X: Extremely inferior and not practical.

Comprehensive evaluation Comprehensive evaluation as a coated paper for printing was judged according to the following criteria.
: Very good.
: Good.
: Slightly inferior, but at a level where there is no practical problem.
X: Extremely inferior and not practical.

  As is clear from Table 1, the coated paper for printing according to the present invention had extremely excellent performance as a printing paper.

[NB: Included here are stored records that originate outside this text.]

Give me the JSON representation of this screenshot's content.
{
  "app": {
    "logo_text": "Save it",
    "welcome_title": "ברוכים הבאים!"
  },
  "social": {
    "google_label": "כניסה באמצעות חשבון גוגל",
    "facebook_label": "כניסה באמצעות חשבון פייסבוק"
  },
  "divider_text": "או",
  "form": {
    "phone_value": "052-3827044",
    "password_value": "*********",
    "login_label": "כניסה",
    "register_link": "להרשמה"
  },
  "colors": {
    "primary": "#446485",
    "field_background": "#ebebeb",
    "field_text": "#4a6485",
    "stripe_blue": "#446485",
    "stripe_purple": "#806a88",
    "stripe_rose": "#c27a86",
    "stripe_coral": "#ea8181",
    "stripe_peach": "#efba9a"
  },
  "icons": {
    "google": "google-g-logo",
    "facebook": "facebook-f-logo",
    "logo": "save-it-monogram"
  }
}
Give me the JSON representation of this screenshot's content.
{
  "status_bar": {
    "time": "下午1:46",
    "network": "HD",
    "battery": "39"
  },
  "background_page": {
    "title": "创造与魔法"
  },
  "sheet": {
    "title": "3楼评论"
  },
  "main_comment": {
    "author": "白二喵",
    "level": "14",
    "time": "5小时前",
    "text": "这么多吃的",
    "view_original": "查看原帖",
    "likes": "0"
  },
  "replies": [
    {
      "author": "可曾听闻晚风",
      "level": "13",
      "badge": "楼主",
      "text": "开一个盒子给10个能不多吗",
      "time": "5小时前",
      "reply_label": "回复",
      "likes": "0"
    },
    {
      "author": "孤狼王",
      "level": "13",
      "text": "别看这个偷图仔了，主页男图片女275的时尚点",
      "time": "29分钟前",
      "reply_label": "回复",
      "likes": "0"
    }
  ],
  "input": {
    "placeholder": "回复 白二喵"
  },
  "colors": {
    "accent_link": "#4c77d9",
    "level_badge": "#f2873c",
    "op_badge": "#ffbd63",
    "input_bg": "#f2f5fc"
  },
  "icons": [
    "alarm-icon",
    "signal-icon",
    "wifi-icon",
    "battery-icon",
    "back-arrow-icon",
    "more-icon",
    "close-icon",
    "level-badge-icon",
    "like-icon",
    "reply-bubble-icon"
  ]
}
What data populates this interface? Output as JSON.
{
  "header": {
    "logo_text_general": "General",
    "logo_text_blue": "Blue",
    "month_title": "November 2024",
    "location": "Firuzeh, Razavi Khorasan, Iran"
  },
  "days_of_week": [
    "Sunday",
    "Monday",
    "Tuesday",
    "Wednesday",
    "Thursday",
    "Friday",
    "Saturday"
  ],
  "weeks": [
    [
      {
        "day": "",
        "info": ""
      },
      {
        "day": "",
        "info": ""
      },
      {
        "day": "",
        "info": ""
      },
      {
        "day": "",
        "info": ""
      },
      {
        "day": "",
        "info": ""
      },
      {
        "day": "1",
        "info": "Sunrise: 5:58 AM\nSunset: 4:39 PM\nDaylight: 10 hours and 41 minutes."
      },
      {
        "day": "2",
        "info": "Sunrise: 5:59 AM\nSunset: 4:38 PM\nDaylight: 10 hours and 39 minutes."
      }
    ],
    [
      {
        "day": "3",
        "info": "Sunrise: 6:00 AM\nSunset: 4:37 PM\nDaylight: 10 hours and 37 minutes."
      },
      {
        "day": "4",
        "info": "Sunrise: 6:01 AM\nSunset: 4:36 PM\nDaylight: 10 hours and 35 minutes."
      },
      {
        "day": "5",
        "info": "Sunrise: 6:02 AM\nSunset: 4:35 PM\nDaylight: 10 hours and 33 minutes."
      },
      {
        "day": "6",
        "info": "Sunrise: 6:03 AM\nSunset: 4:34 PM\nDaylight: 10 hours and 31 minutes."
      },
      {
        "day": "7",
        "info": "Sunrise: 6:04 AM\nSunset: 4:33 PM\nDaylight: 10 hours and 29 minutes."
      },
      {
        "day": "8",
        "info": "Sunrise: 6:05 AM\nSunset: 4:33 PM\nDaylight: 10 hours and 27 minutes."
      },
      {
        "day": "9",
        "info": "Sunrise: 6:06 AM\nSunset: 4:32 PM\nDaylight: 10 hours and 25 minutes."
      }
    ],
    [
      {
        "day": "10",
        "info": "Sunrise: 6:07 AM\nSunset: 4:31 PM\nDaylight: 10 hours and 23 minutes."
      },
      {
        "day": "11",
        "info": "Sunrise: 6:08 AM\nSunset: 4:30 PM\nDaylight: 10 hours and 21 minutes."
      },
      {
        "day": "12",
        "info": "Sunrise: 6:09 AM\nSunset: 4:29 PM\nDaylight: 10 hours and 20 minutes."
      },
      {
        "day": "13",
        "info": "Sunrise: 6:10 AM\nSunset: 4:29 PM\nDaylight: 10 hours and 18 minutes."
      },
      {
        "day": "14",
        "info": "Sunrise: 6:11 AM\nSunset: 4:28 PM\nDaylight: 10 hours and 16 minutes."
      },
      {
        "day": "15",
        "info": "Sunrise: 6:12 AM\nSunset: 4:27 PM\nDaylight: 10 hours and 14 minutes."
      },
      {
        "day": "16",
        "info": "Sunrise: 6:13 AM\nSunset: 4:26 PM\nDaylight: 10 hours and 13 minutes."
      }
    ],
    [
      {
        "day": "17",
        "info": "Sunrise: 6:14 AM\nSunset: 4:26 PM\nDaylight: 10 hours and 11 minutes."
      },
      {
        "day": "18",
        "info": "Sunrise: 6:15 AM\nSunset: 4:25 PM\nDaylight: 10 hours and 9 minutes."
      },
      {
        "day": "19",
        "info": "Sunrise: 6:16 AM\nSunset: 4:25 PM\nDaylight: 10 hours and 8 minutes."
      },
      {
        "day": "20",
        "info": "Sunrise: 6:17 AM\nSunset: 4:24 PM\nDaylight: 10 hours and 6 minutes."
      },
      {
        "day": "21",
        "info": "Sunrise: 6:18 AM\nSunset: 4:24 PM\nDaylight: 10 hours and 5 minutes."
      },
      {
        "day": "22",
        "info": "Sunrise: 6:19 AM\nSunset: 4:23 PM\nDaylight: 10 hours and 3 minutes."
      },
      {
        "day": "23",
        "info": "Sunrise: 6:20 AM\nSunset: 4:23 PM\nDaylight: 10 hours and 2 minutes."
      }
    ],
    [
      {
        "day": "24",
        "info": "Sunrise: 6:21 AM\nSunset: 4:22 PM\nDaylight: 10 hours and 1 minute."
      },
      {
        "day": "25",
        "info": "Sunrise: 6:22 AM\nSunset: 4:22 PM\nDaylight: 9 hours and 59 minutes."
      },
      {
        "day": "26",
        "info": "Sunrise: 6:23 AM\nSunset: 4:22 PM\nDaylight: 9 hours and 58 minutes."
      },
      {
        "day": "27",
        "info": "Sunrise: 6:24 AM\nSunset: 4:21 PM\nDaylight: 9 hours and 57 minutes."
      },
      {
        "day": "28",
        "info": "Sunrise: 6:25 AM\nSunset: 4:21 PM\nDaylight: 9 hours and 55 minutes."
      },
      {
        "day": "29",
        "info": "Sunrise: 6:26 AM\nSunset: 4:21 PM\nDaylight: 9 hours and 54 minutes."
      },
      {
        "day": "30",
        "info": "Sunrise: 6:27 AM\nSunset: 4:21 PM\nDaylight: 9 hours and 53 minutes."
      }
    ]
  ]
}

  The coated paper for printing according to the present invention has a very good quality as a printing paper because the formation is good, the paper interlayer strength and rigidity are high, wrinkles and blisters are suppressed during offset rotary printing.

Claims (5)

  More than 50% by weight of bleached pulp used in paper stock is made from eucalyptus or acacia wood, and is pulped by a cooking method in which cooking liquor is added separately, and then bleached in a multistage bleaching process. Forming wet paper with a gap former type wire part, which is a pulp and ejects paper stock from a head box between two wires forming a loop and dehydrates with a forming roll and / or forming shoe to form a paper layer; A step of squeezing wet paper with one or more shoe-type wet press devices in the press part, a step of drying wet paper with a single-stage drier before at least surface treatment in the dryer part, and a transfer mold Pigment and adhesive on at least one side of the base paper obtained by surface treatment using a size press A coated paper for printing, which comprises a step of providing one or more pigment coated layers as components, and obtained by disaggregating the coated paper for printing by a pulp disaggregation method described in JIS P 8220: 1998 Pulp JAPAN TAPPI No. The weight weighted average fiber length measured by the pulp fiber length test method in the optical automatic measurement method defined in 52: 2000 is 0.6 to 2.0 mm, and the fiber length distribution coefficient is 1.5 to 4.0. A coated paper for printing, wherein the aspect ratio of the tensile strength of the coated paper for printing measured in accordance with JIS P 8113: 2006 is 3.0 or less.   The coated paper for printing according to claim 1, wherein the aspect ratio of the tensile strength of the coated paper for printing is 1.3 to 3.0.   The coated paper for printing according to claim 1 or 2, wherein a final nip of the press part is a roll press and a preceding stage is a shoe press.   The coated paper for printing according to any one of claims 1 to 3, wherein a freeness measured according to JIS P 8121: 1995 of the disaggregated pulp is 250 to 500 ml.   A filler having an apparent specific gravity of 0.5 or less measured according to JIS K 6220-1: 2001, a molar extinction coefficient of 5.0 or more according to Lambert-Beer's law, and an average particle diameter of 1 μm or more is 1 to 30 The coated paper for printing according to any one of claims 1 to 4, wherein the coated paper is contained in mass%.